Deduplication
Content-Defined Deduplication
DodaZIP’s killer feature is content-defined deduplication — the ability to store identical chunks of data only once, even if they appear in different files.
How It Works
DodaZIP uses FastCDC (Fast Content-Defined Chunking), a rolling hash algorithm that splits files into variable-sized chunks at content-defined boundaries. This means:
- Chunk boundaries depend on content, not file offsets. Adding a byte at the start of a file only shifts the first chunk boundary — the rest of the chunks remain identical.
- Identical chunks are detected across files.

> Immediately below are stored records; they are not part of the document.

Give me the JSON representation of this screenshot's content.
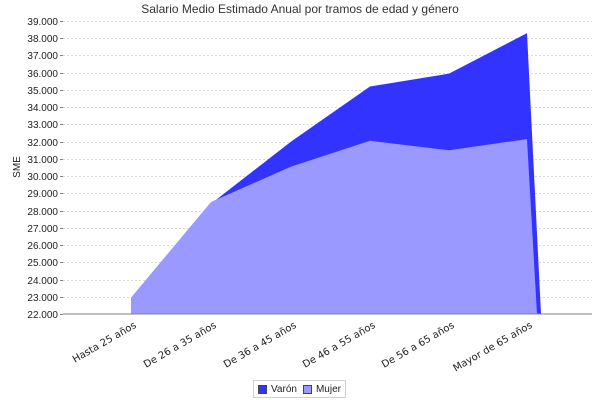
{
  "chart_data": {
    "type": "area",
    "title": "Salario Medio Estimado Anual por tramos de edad y género",
    "xlabel": "",
    "ylabel": "SME",
    "ylim": [
      22000,
      39000
    ],
    "yticks": [
      "22.000",
      "23.000",
      "24.000",
      "25.000",
      "26.000",
      "27.000",
      "28.000",
      "29.000",
      "30.000",
      "31.000",
      "32.000",
      "33.000",
      "34.000",
      "35.000",
      "36.000",
      "37.000",
      "38.000",
      "39.000"
    ],
    "categories": [
      "Hasta 25 años",
      "De 26 a 35 años",
      "De 36 a 45 años",
      "De 46 a 55 años",
      "De 56 a 65 años",
      "Mayor de 65 años"
    ],
    "series": [
      {
        "name": "Varón",
        "color": "#3333ff",
        "values": [
          22900,
          28400,
          32000,
          35200,
          35950,
          38300
        ]
      },
      {
        "name": "Mujer",
        "color": "#9999ff",
        "values": [
          22950,
          28500,
          30550,
          32050,
          31500,
          32150
        ]
      }
    ],
    "grid": true,
    "legend_position": "bottom"
  },
  "legend": {
    "items": [
      {
        "label": "Varón",
        "color": "#3333ff"
      },
      {
        "label": "Mujer",
        "color": "#9999ff"
      }
    ]
  }
}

If two files contain the same data (e.g., shared libraries, repeated log entries, duplicate blocks in VM images), those chunks are stored once.

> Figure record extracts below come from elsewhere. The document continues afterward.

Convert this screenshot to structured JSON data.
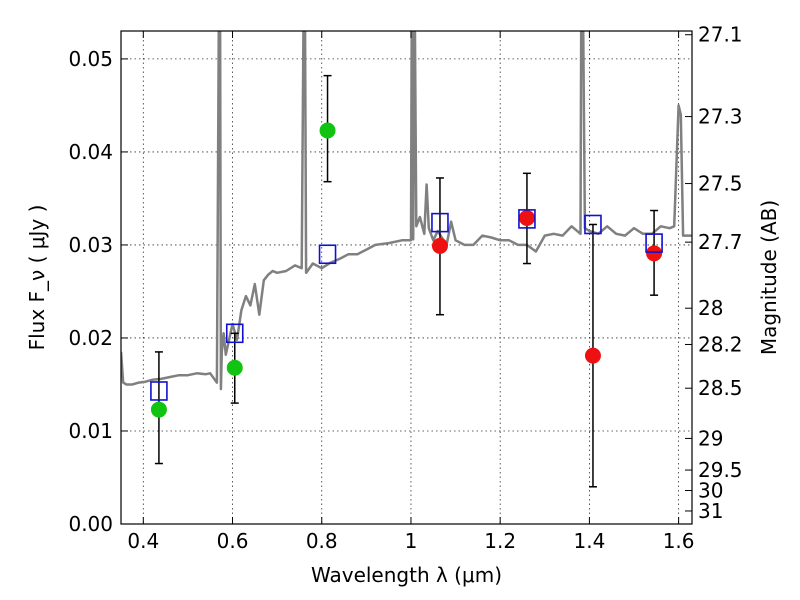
{
  "chart_data": {
    "type": "scatter",
    "xlabel": "Wavelength  λ (μm)",
    "ylabel": "Flux  F_ν  ( μJy )",
    "ylabel_right": "Magnitude (AB)",
    "xlim": [
      0.35,
      1.63
    ],
    "ylim": [
      0.0,
      0.053
    ],
    "grid": true,
    "x_ticks": [
      0.4,
      0.6,
      0.8,
      1.0,
      1.2,
      1.4,
      1.6
    ],
    "x_tick_labels": [
      "0.4",
      "0.6",
      "0.8",
      "1",
      "1.2",
      "1.4",
      "1.6"
    ],
    "y_ticks": [
      0.0,
      0.01,
      0.02,
      0.03,
      0.04,
      0.05
    ],
    "y_tick_labels": [
      "0.00",
      "0.01",
      "0.02",
      "0.03",
      "0.04",
      "0.05"
    ],
    "right_axis_ticks": [
      {
        "label": "27.1",
        "flux": 0.0526
      },
      {
        "label": "27.3",
        "flux": 0.0438
      },
      {
        "label": "27.5",
        "flux": 0.0366
      },
      {
        "label": "27.7",
        "flux": 0.0303
      },
      {
        "label": "28",
        "flux": 0.0232
      },
      {
        "label": "28.2",
        "flux": 0.0193
      },
      {
        "label": "28.5",
        "flux": 0.0146
      },
      {
        "label": "29",
        "flux": 0.0092
      },
      {
        "label": "29.5",
        "flux": 0.0058
      },
      {
        "label": "30",
        "flux": 0.0036
      },
      {
        "label": "31",
        "flux": 0.0014
      }
    ],
    "series": [
      {
        "type": "line",
        "color": "#808080",
        "x": [
          0.35,
          0.355,
          0.362,
          0.375,
          0.39,
          0.405,
          0.42,
          0.44,
          0.46,
          0.48,
          0.5,
          0.52,
          0.54,
          0.55,
          0.565,
          0.57,
          0.572,
          0.574,
          0.576,
          0.58,
          0.585,
          0.6,
          0.61,
          0.62,
          0.63,
          0.64,
          0.65,
          0.66,
          0.67,
          0.68,
          0.69,
          0.7,
          0.72,
          0.74,
          0.755,
          0.76,
          0.762,
          0.765,
          0.768,
          0.78,
          0.8,
          0.82,
          0.84,
          0.86,
          0.88,
          0.9,
          0.92,
          0.95,
          0.98,
          1.0,
          1.002,
          1.005,
          1.008,
          1.012,
          1.02,
          1.03,
          1.035,
          1.04,
          1.05,
          1.06,
          1.08,
          1.09,
          1.1,
          1.12,
          1.14,
          1.16,
          1.18,
          1.2,
          1.22,
          1.24,
          1.26,
          1.28,
          1.3,
          1.32,
          1.34,
          1.36,
          1.38,
          1.382,
          1.385,
          1.39,
          1.4,
          1.42,
          1.44,
          1.46,
          1.48,
          1.5,
          1.52,
          1.54,
          1.56,
          1.58,
          1.59,
          1.6,
          1.605,
          1.61,
          1.63
        ],
        "y": [
          0.0185,
          0.0152,
          0.015,
          0.015,
          0.0152,
          0.0153,
          0.0155,
          0.0156,
          0.0158,
          0.016,
          0.016,
          0.0162,
          0.0161,
          0.0162,
          0.0152,
          0.06,
          0.06,
          0.0145,
          0.0185,
          0.0205,
          0.0182,
          0.0215,
          0.0198,
          0.023,
          0.0245,
          0.0235,
          0.0258,
          0.0225,
          0.0262,
          0.0268,
          0.0272,
          0.027,
          0.0272,
          0.0278,
          0.0275,
          0.06,
          0.06,
          0.027,
          0.0272,
          0.028,
          0.0275,
          0.0281,
          0.0285,
          0.029,
          0.029,
          0.0295,
          0.03,
          0.0302,
          0.0305,
          0.0305,
          0.06,
          0.0306,
          0.06,
          0.032,
          0.033,
          0.0312,
          0.0365,
          0.0318,
          0.0305,
          0.0315,
          0.03,
          0.0325,
          0.0305,
          0.03,
          0.03,
          0.031,
          0.0308,
          0.0305,
          0.0305,
          0.03,
          0.03,
          0.0293,
          0.031,
          0.0312,
          0.031,
          0.032,
          0.0312,
          0.06,
          0.06,
          0.0318,
          0.0315,
          0.0312,
          0.032,
          0.0312,
          0.031,
          0.0318,
          0.0312,
          0.0312,
          0.032,
          0.0318,
          0.032,
          0.045,
          0.044,
          0.031,
          0.031
        ]
      },
      {
        "type": "scatter",
        "marker": "circle",
        "color": "#11c411",
        "x": [
          0.435,
          0.605,
          0.813
        ],
        "y": [
          0.0123,
          0.0168,
          0.0423
        ],
        "yerr_low": [
          0.0065,
          0.013,
          0.0368
        ],
        "yerr_high": [
          0.0185,
          0.0205,
          0.0482
        ]
      },
      {
        "type": "scatter",
        "marker": "circle",
        "color": "#ee1111",
        "x": [
          1.065,
          1.26,
          1.408,
          1.545
        ],
        "y": [
          0.0299,
          0.0329,
          0.0181,
          0.0291
        ],
        "yerr_low": [
          0.0225,
          0.028,
          0.004,
          0.0246
        ],
        "yerr_high": [
          0.0372,
          0.0377,
          0.0322,
          0.0337
        ]
      },
      {
        "type": "scatter",
        "marker": "open-square",
        "color": "#1010d0",
        "x": [
          0.435,
          0.605,
          0.813,
          1.065,
          1.26,
          1.408,
          1.545
        ],
        "y": [
          0.0143,
          0.0205,
          0.029,
          0.0324,
          0.0328,
          0.0322,
          0.0302
        ]
      }
    ]
  }
}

- Sub-file deduplication. Unlike file-level dedup, FastCDC catches redundancy even within a single file (e.g., repeated sections, embedded resources).
The Chunk Table
The chunk table is a hash map from BLAKE3 hash → chunk metadata:
{
"chunks": [
{
"hash": "b3a1f2...",
"offset": 4096,
"compressed_size": 2048,
"uncompressed_size": 8192,
"codec": "zstd",
"refcount": 3
}
],
"files": [
{
"path": "backup-2024-01-01.sql",
"chunks": ["b3a1f2...", "c7d8e9..."]
}
]
}When Dedup Shines
| Scenario | Typical Savings |
|---|---|
| VM images (multiple snapshots) | 80–95% |
| Source code repositories | 50–70% |
| Database backups (daily dumps) | 90–99% |
| Log files with repeated entries | 60–80% |
| Mixed binary/text collections | 30–50% |
Limitations
- Deduplication is memory-intensive for large archives. The chunk table must fit in RAM during compression. For archives with billions of chunks, DodaZIP provides a streaming mode with bounded memory usage.

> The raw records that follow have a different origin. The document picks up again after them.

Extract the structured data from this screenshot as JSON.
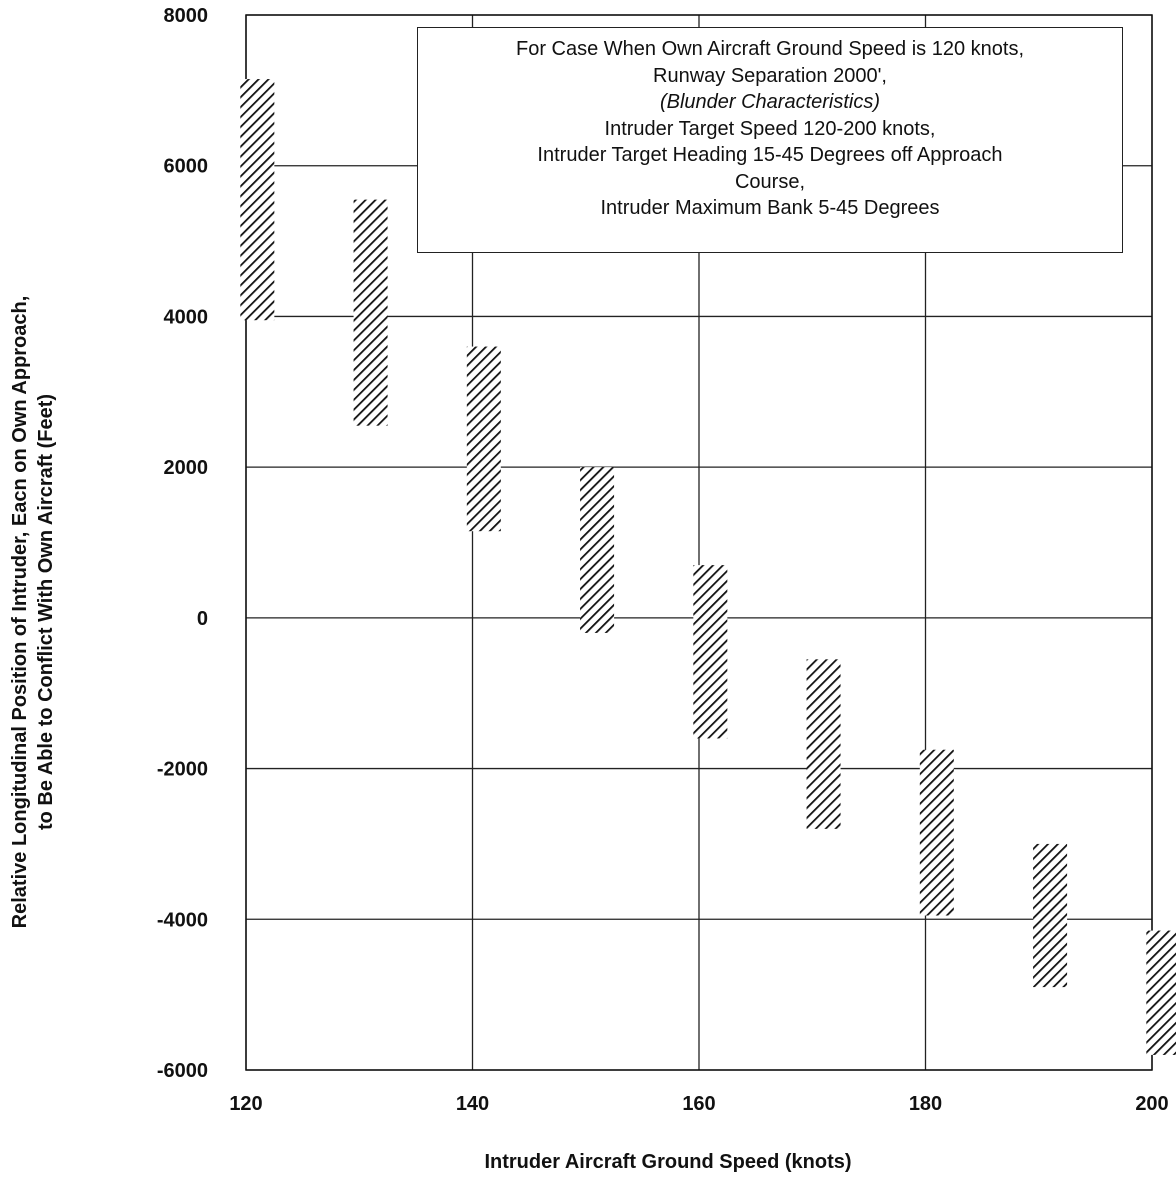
{
  "chart_data": {
    "type": "bar",
    "subtype": "floating-range",
    "x_values": [
      121,
      131,
      141,
      151,
      161,
      171,
      181,
      191,
      201
    ],
    "ranges": [
      {
        "low": 3950,
        "high": 7150
      },
      {
        "low": 2550,
        "high": 5550
      },
      {
        "low": 1150,
        "high": 3600
      },
      {
        "low": -200,
        "high": 2000
      },
      {
        "low": -1600,
        "high": 700
      },
      {
        "low": -2800,
        "high": -550
      },
      {
        "low": -3950,
        "high": -1750
      },
      {
        "low": -4900,
        "high": -3000
      },
      {
        "low": -5800,
        "high": -4150
      }
    ],
    "xlabel": "Intruder Aircraft Ground Speed (knots)",
    "ylabel_lines": [
      "Relative Longitudinal Position of Intruder, Eacn on Own Approach,",
      "to Be Able to Conflict With Own Aircraft (Feet)"
    ],
    "xlim": [
      120,
      200
    ],
    "ylim": [
      -6000,
      8000
    ],
    "x_ticks": [
      {
        "value": 120,
        "label": "120"
      },
      {
        "value": 140,
        "label": "140"
      },
      {
        "value": 160,
        "label": "160"
      },
      {
        "value": 180,
        "label": "180"
      },
      {
        "value": 200,
        "label": "200"
      }
    ],
    "y_ticks": [
      {
        "value": 8000,
        "label": "8000"
      },
      {
        "value": 6000,
        "label": "6000"
      },
      {
        "value": 4000,
        "label": "4000"
      },
      {
        "value": 2000,
        "label": "2000"
      },
      {
        "value": 0,
        "label": "0"
      },
      {
        "value": -2000,
        "label": "-2000"
      },
      {
        "value": -4000,
        "label": "-4000"
      },
      {
        "value": -6000,
        "label": "-6000"
      }
    ],
    "x_grid": [
      120,
      140,
      160,
      180,
      200
    ],
    "y_grid": [
      8000,
      6000,
      4000,
      2000,
      0,
      -2000,
      -4000,
      -6000
    ],
    "grid": true,
    "bar_fill": "diagonal-hatch",
    "colors": {
      "ink": "#111111",
      "background": "#ffffff"
    }
  },
  "annotation": {
    "lines": [
      {
        "text": "For Case When Own Aircraft Ground Speed is 120 knots,",
        "italic": false
      },
      {
        "text": "Runway Separation 2000',",
        "italic": false
      },
      {
        "text": "(Blunder Characteristics)",
        "italic": true
      },
      {
        "text": "Intruder Target Speed 120-200 knots,",
        "italic": false
      },
      {
        "text": "Intruder Target Heading 15-45 Degrees off Approach",
        "italic": false
      },
      {
        "text": "Course,",
        "italic": false
      },
      {
        "text": "Intruder Maximum Bank 5-45 Degrees",
        "italic": false
      }
    ]
  }
}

- Dedup does not help with already-compressed data. Compressed files (JPEG, MP4, ZIP) have high entropy and few duplicate chunks. DodaZIP detects this automatically and skips dedup for incompressible content.
Verification
Every chunk is verified by BLAKE3 hash on extraction. If ECC is enabled, corrupted chunks can be repaired automatically.